VirtualMachine.Customize.WaitComplete

Legen Sie diese Eigenschaft auf „True“ fest, um zu verhindern, dass der Bereitstellungsworkflow Arbeitselemente an den Gast-Agent sendet, bevor alle Anpassungen abgeschlossen wurden.

VirtualMachine.SoftwareN.Name

Gibt den beschreibenden Namen der Softwareanwendung N oder eines Skripts an, die bzw. das während der Bereitstellung installiert oder ausgeführt werden soll. Dies ist eine optionale und rein informative Eigenschaft. Sie hat keine echte Funktion für den erweiterten Klon-Workflow oder den Gast-Agent, ist aber hilfreich für die benutzerdefinierte Softwareauswahl in einer Benutzeroberfläche oder für Berichte zur Softwarenutzung.

VirtualMachine.SoftwareN.ScriptPath

Gibt den vollständigen Pfad zum Installationsskript einer Anwendung an. Bei dem Pfad muss es sich um einen gültigen absoluten Pfad wie er im Gastbetriebssystem angezeigt wird handeln und er muss den Namen der Skriptdatei enthalten.

Sie können benutzerdefinierte Eigenschaftswerte als Parameter an das Skript übergeben, indem Sie {CustomPropertyName} in der Pfadzeichenfolge einfügen. Angenommen, Sie haben eine benutzerdefinierte Eigenschaft ActivationKey mit dem Wert 1234. In diesem Fall lautet der Skriptpfad D:\InstallApp.bat –key {ActivationKey}. Der Gast-Agent führt den Befehl D:\InstallApp.bat –key 1234 aus. Ihre Skriptdatei kann dann so programmiert werden, dass dieser Wert akzeptiert und verwendet wird.

VirtualMachine.SoftwareN.ISOName

Gibt den Pfad und den Dateinamen der ISO-Datei in Bezug auf das Stammverzeichnis des Datenspeichers an. Das Format lautet /Ordnername/Unterordnername/Dateiname.iso. Wenn kein Wert angegeben wird, wird das ISO-Image nicht gemountet.
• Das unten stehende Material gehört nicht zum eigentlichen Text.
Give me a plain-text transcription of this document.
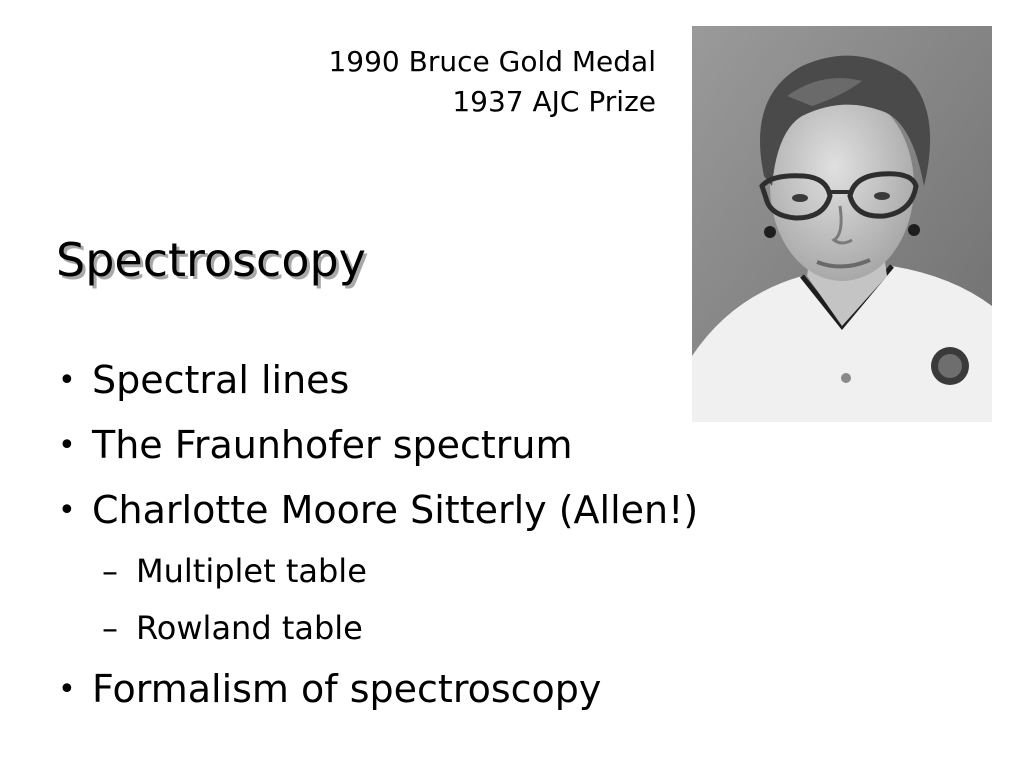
1990 Bruce Gold Medal
1937 AJC Prize
Spectroscopy
• Spectral lines
• The Fraunhofer spectrum
• Charlotte Moore Sitterly (Allen!)
– Multiplet table
– Rowland table
• Formalism of spectroscopy
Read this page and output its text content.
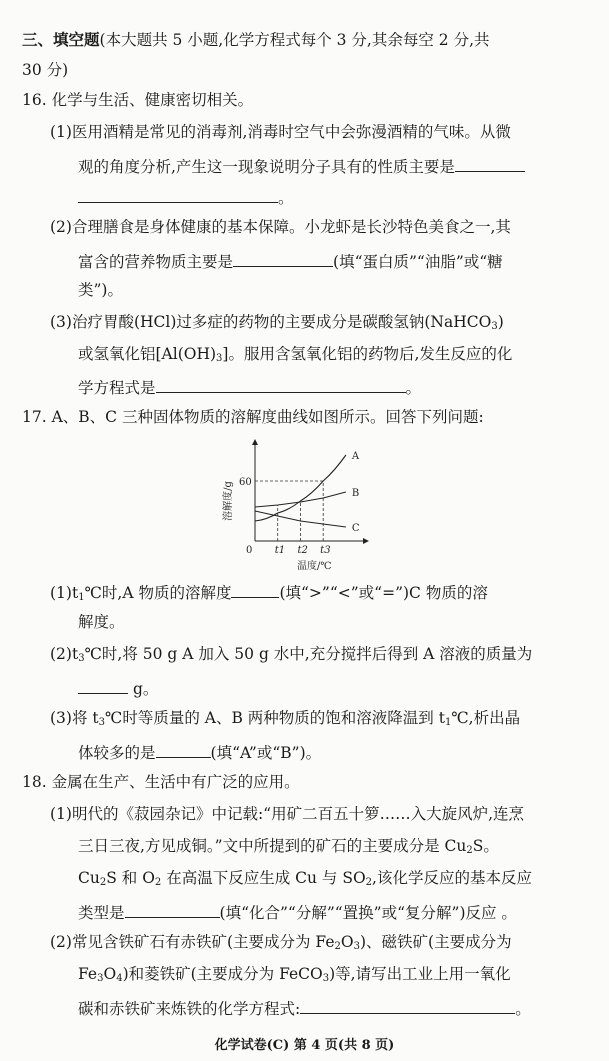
三、填空题(本大题共 5 小题,化学方程式每个 3 分,其余每空 2 分,共
30 分)
16. 化学与生活、健康密切相关。
(1)医用酒精是常见的消毒剂,消毒时空气中会弥漫酒精的气味。从微
观的角度分析,产生这一现象说明分子具有的性质主要是
。
(2)合理膳食是身体健康的基本保障。小龙虾是长沙特色美食之一,其
富含的营养物质主要是	(填“蛋白质”“油脂”或“糖
类”)。
(3)治疗胃酸(HCl)过多症的药物的主要成分是碳酸氢钠(NaHCO$_3$)
或氢氧化铝$[Al(OH)_3]$。服用含氢氧化铝的药物后,发生反应的化
学方程式是	。
17. A、B、C 三种固体物质的溶解度曲线如图所示。回答下列问题:
A
B
C
t1 t2 t3
60
0
温度/℃
溶解度/g
$(1)t_1℃$时,A 物质的溶解度	(填“>”“<”或“=”)C 物质的溶
解度。
$(2)t_3℃$时,将 50 g A 加入 50 g 水中,充分搅拌后得到 A 溶液的质量为
g。
(3)将 $t_3℃$时等质量的 A、B 两种物质的饱和溶液降温到 $t_1℃$,析出晶
体较多的是	(填“A”或“B”)。
18. 金属在生产、生活中有广泛的应用。
(1)明代的《菽园杂记》中记载:“用矿二百五十箩……入大旋风炉,连烹
三日三夜,方见成铜。”文中所提到的矿石的主要成分是 $Cu_2S$。
$Cu_2S$ 和 $O_2$ 在高温下反应生成 Cu 与 $SO_2$,该化学反应的基本反应
类型是	(填“化合”“分解”“置换”或“复分解”)反应 。
(2)常见含铁矿石有赤铁矿(主要成分为 $Fe_2O_3$)、磁铁矿(主要成分为
$Fe_3O_4$)和菱铁矿(主要成分为 FeCO$_3$)等,请写出工业上用一氧化
碳和赤铁矿来炼铁的化学方程式:	。
化学试卷(C) 第 4 页(共 8 页)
VirtualMachine.SoftwareN.ISOLocation

Gibt den Speicherpfad an, der die ISO-Imagedatei enthält, die von der Anwendung oder dem Skript verwendet werden soll. Formatieren Sie den in der Hostreservierung angezeigten Pfad, wie beispielsweise netapp-1:it_nfs_1. Wenn kein Wert angegeben wird, wird das ISO-Image nicht gemountet.